Enquanto cantava a canção da democracia, a política dos EUA no Médio Oriente apoiava de facto regimes autoritários e autocracia e tem feito isso de forma consistente desde a Segunda Guerra Mundial. Só agora está a mudar de marcha, com muita cautela, devido à pressão de massa sem precedentes vinda de baixo, que sempre essencialmente ignorou ou subestimou.
Os Estados Unidos há muito que se opõem todos os manifestações do nacionalismo árabe, que inicialmente interpretou erroneamente como “pró-comunista” e agora confunde com o fundamentalismo islâmico radical.
Dado que a sua análise da crise na região é errada – exagerando o sopro do fundamentalismo islâmico, os Estados Unidos não viram nem apreciaram o âmbito nem a natureza da crise até Washington ser atingido em cheio por ela.

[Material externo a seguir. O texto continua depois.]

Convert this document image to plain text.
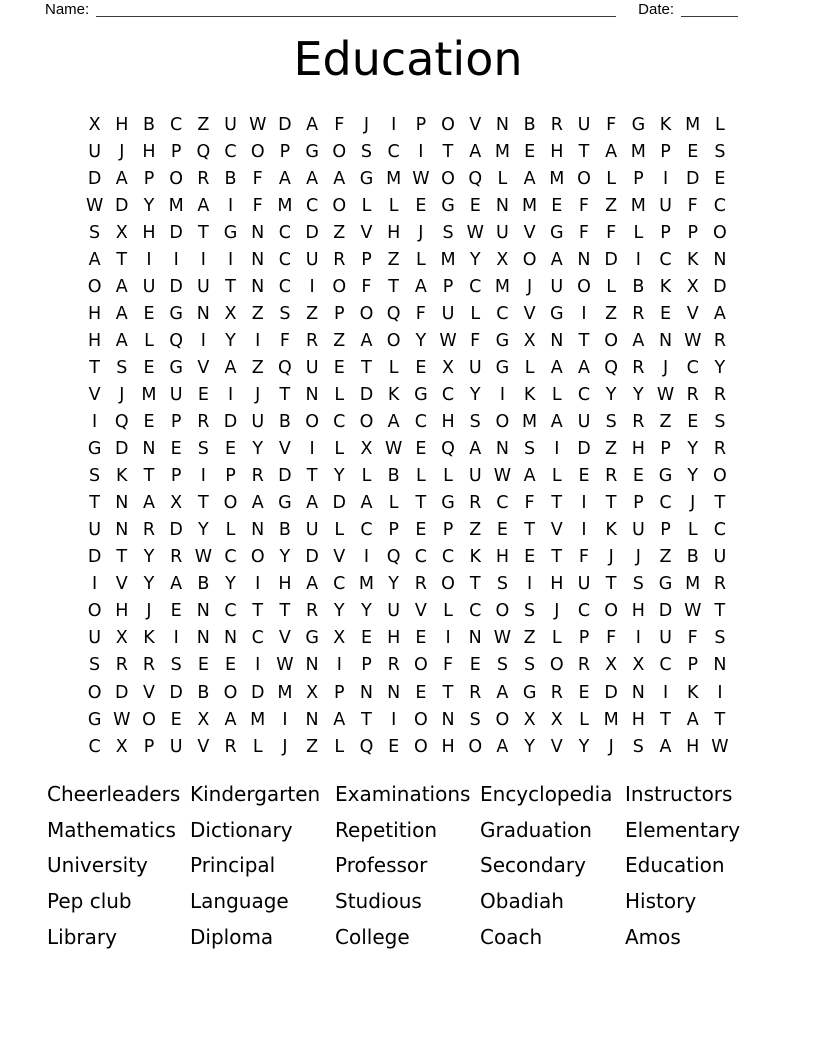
Name:	Date:
Education
X H B C Z U W D A F	J	I	P O V N B R U F G K M L
U	J	H P Q C O P G O S C	I	T A M E H T A M P E S
D A P O R B F A A A G M W O Q L A M O L P	I	D E
W D Y M A	I	F M C O L L E G E N M E F Z M U F C
S X H D T G N C D Z V H	J	S W U V G F F L P P O
A T	I	I	I	I	N C U R P Z L M Y X O A N D	I	C K N
O A U D U T N C	I	O F T A P C M J	U O L B K X D
H A E G N X Z S Z P O Q F U L C V G	I	Z R E V A
H A L Q	I	Y	I	F R Z A O Y W F G X N T O A N W R
T S E G V A Z Q U E T L E X U G L A A Q R	J	C Y
V	J M U E	I	J	T N L D K G C Y	I	K L C Y Y W R R
I	Q E P R D U B O C O A C H S O M A U S R Z E S
G D N E S E Y V	I	L X W E Q A N S	I	D Z H P Y R
S K T P	I	P R D T Y L B L L U W A L E R E G Y O
T N A X T O A G A D A L T G R C F T	I	T P C	J	T
U N R D Y L N B U L C P E P Z E T V	I	K U P L C
D T Y R W C O Y D V	I	Q C C K H E T F	J	J	Z B U
I	V Y A B Y	I	H A C M Y R O T S	I	H U T S G M R
O H	J	E N C T T R Y Y U V L C O S	J	C O H D W T
U X K	I	N N C V G X E H E	I	N W Z L P F	I	U F S
S R R S E E	I W N	I	P R O F E S S O R X X C P N
O D V D B O D M X P N N E T R A G R E D N	I	K	I
G W O E X A M I	N A T	I	O N S O X X L M H T A T
C X P U V R L	J	Z L Q E O H O A Y V Y	J	S A H W
Cheerleaders Kindergarten Examinations Encyclopedia Instructors
Mathematics Dictionary	Repetition	Graduation	Elementary
University	Principal	Professor	Secondary	Education
Pep club	Language	Studious	Obadiah	History
Library	Diploma	College	Coach	Amos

Os Estados Unidos anteciparam uma revolta liderada por fundamentalistas islâmicos que apelaria à instituição da sharia. Esta Washington preparava-se para esmagar com a ajuda dos mesmos aliados locais que agora critica e abandona a torto e a direito. Em vez disso, enfrenta movimentos essencialmente seculares contra o elevado desemprego, a inflação, a corrupção e a repressão.
Os Estados Unidos ignoraram, quase completamente, ou descartadas como irrelevantes aquelas poucas vozes críticas aqui nos Estados Unidos e em outros lugares que “viram o que estava por vir” e agora Washington está a pagar o preço.

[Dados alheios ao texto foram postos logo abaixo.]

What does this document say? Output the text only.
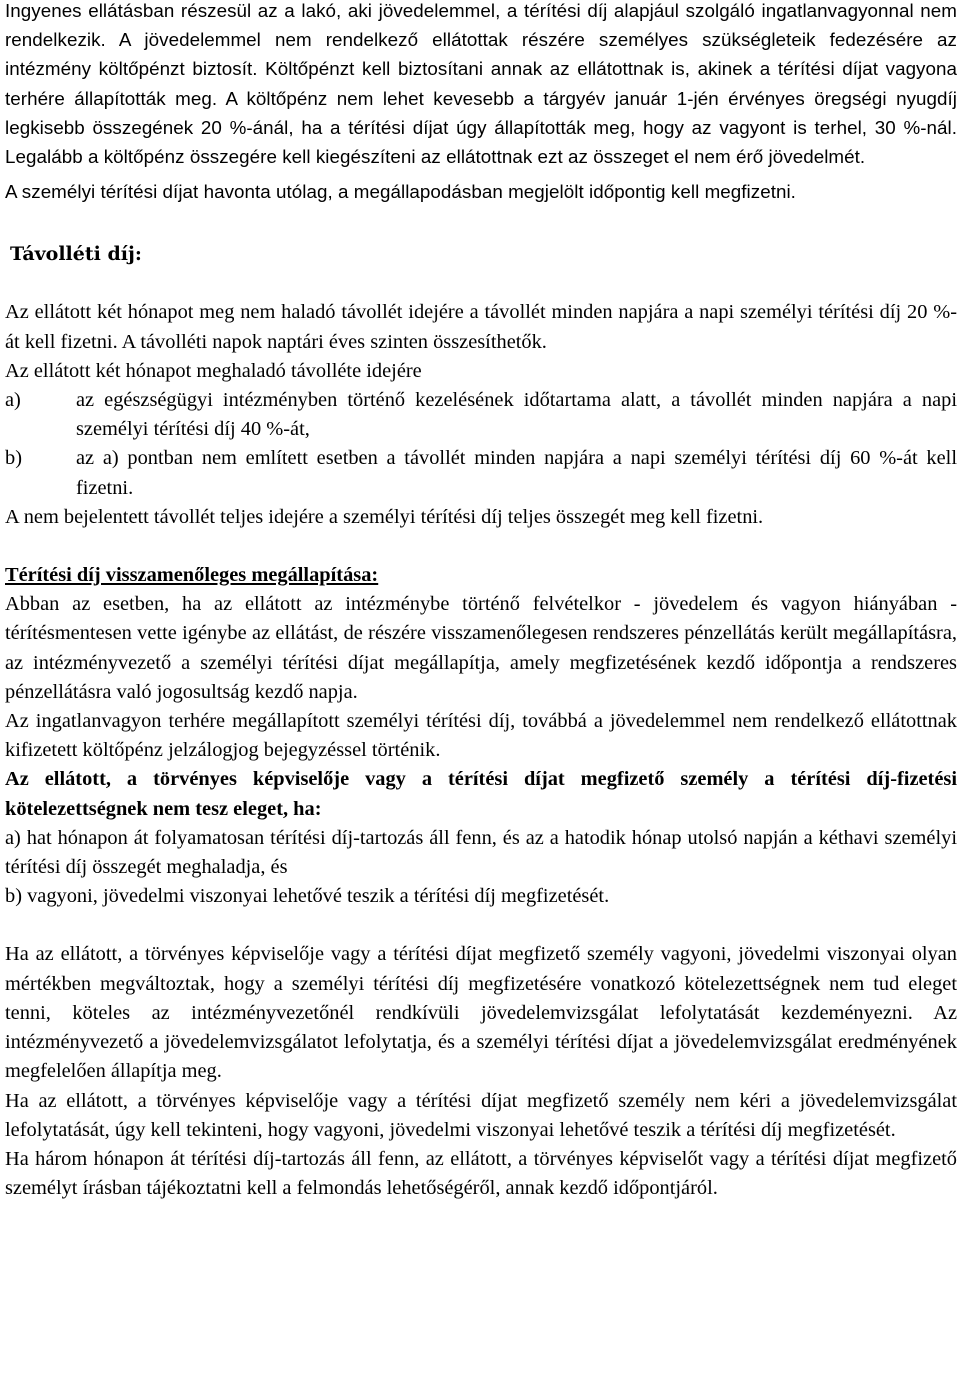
Ingyenes ellátásban részesül az a lakó, aki jövedelemmel, a térítési díj alapjául szolgáló ingatlanvagyonnal nem rendelkezik. A jövedelemmel nem rendelkező ellátottak részére személyes szükségleteik fedezésére az intézmény költőpénzt biztosít. Költőpénzt kell biztosítani annak az ellátottnak is, akinek a térítési díjat vagyona terhére állapították meg. A költőpénz nem lehet kevesebb a tárgyév január 1-jén érvényes öregségi nyugdíj legkisebb összegének 20 %-ánál, ha a térítési díjat úgy állapították meg, hogy az vagyont is terhel, 30 %-nál. Legalább a költőpénz összegére kell kiegészíteni az ellátottnak ezt az összeget el nem érő jövedelmét.

A személyi térítési díjat havonta utólag, a megállapodásban megjelölt időpontig kell megfizetni.

Távolléti díj:

Az ellátott két hónapot meg nem haladó távollét idejére a távollét minden napjára a napi személyi térítési díj 20 %-át kell fizetni. A távolléti napok naptári éves szinten összesíthetők.

Az ellátott két hónapot meghaladó távolléte idejére

a)	az egészségügyi intézményben történő kezelésének időtartama alatt, a távollét minden napjára a napi személyi térítési díj 40 %-át,
b)	az a) pontban nem említett esetben a távollét minden napjára a napi személyi térítési díj 60 %-át kell fizetni.

A nem bejelentett távollét teljes idejére a személyi térítési díj teljes összegét meg kell fizetni.

Térítési díj visszamenőleges megállapítása:

Abban az esetben, ha az ellátott az intézménybe történő felvételkor - jövedelem és vagyon hiányában - térítésmentesen vette igénybe az ellátást, de részére visszamenőlegesen rendszeres pénzellátás került megállapításra, az intézményvezető a személyi térítési díjat megállapítja, amely megfizetésének kezdő időpontja a rendszeres pénzellátásra való jogosultság kezdő napja.

Az ingatlanvagyon terhére megállapított személyi térítési díj, továbbá a jövedelemmel nem rendelkező ellátottnak kifizetett költőpénz jelzálogjog bejegyzéssel történik.

Az ellátott, a törvényes képviselője vagy a térítési díjat megfizető személy a térítési díj-fizetési kötelezettségnek nem tesz eleget, ha:

a) hat hónapon át folyamatosan térítési díj-tartozás áll fenn, és az a hatodik hónap utolsó napján a kéthavi személyi térítési díj összegét meghaladja, és

b) vagyoni, jövedelmi viszonyai lehetővé teszik a térítési díj megfizetését.

Ha az ellátott, a törvényes képviselője vagy a térítési díjat megfizető személy vagyoni, jövedelmi viszonyai olyan mértékben megváltoztak, hogy a személyi térítési díj megfizetésére vonatkozó kötelezettségnek nem tud eleget tenni, köteles az intézményvezetőnél rendkívüli jövedelemvizsgálat lefolytatását kezdeményezni. Az intézményvezető a jövedelemvizsgálatot lefolytatja, és a személyi térítési díjat a jövedelemvizsgálat eredményének megfelelően állapítja meg.

Ha az ellátott, a törvényes képviselője vagy a térítési díjat megfizető személy nem kéri a jövedelemvizsgálat lefolytatását, úgy kell tekinteni, hogy vagyoni, jövedelmi viszonyai lehetővé teszik a térítési díj megfizetését.

Ha három hónapon át térítési díj-tartozás áll fenn, az ellátott, a törvényes képviselőt vagy a térítési díjat megfizető személyt írásban tájékoztatni kell a felmondás lehetőségéről, annak kezdő időpontjáról.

Mudança real ou maquiagem em um cadáver?
O apoio de Obama à ascensão democrática não pode apagar com mais um belo discurso sem força, 65 anos de uma política que foi na direcção oposta e que contribuiu enormemente para a crise que explodiu na sua cara.
O caminho agora seguido parece ser de controle de danos. Obama decidiu simplesmente encarar a realidade – surfar na onda democrática que varre a região, mas ao mesmo tempo tentar manter os interesses estratégicos e económicos dos EUA na região. A mudança pode estar iminente, mas talvez as mudanças possam ser adaptadas para se adequarem à política dos EUA. Esta parece ser a abordagem adoptada na Tunísia e parece ser também agora no Egipto.
Mas será que apoia o tipo de mudanças profundas necessárias que podem levar tanto a um maior desenvolvimento como a mais democracia… ou é simplesmente um exercício de maquilhagem no cadáver que tem sido 65 anos de política externa pós-Segunda Guerra Mundial?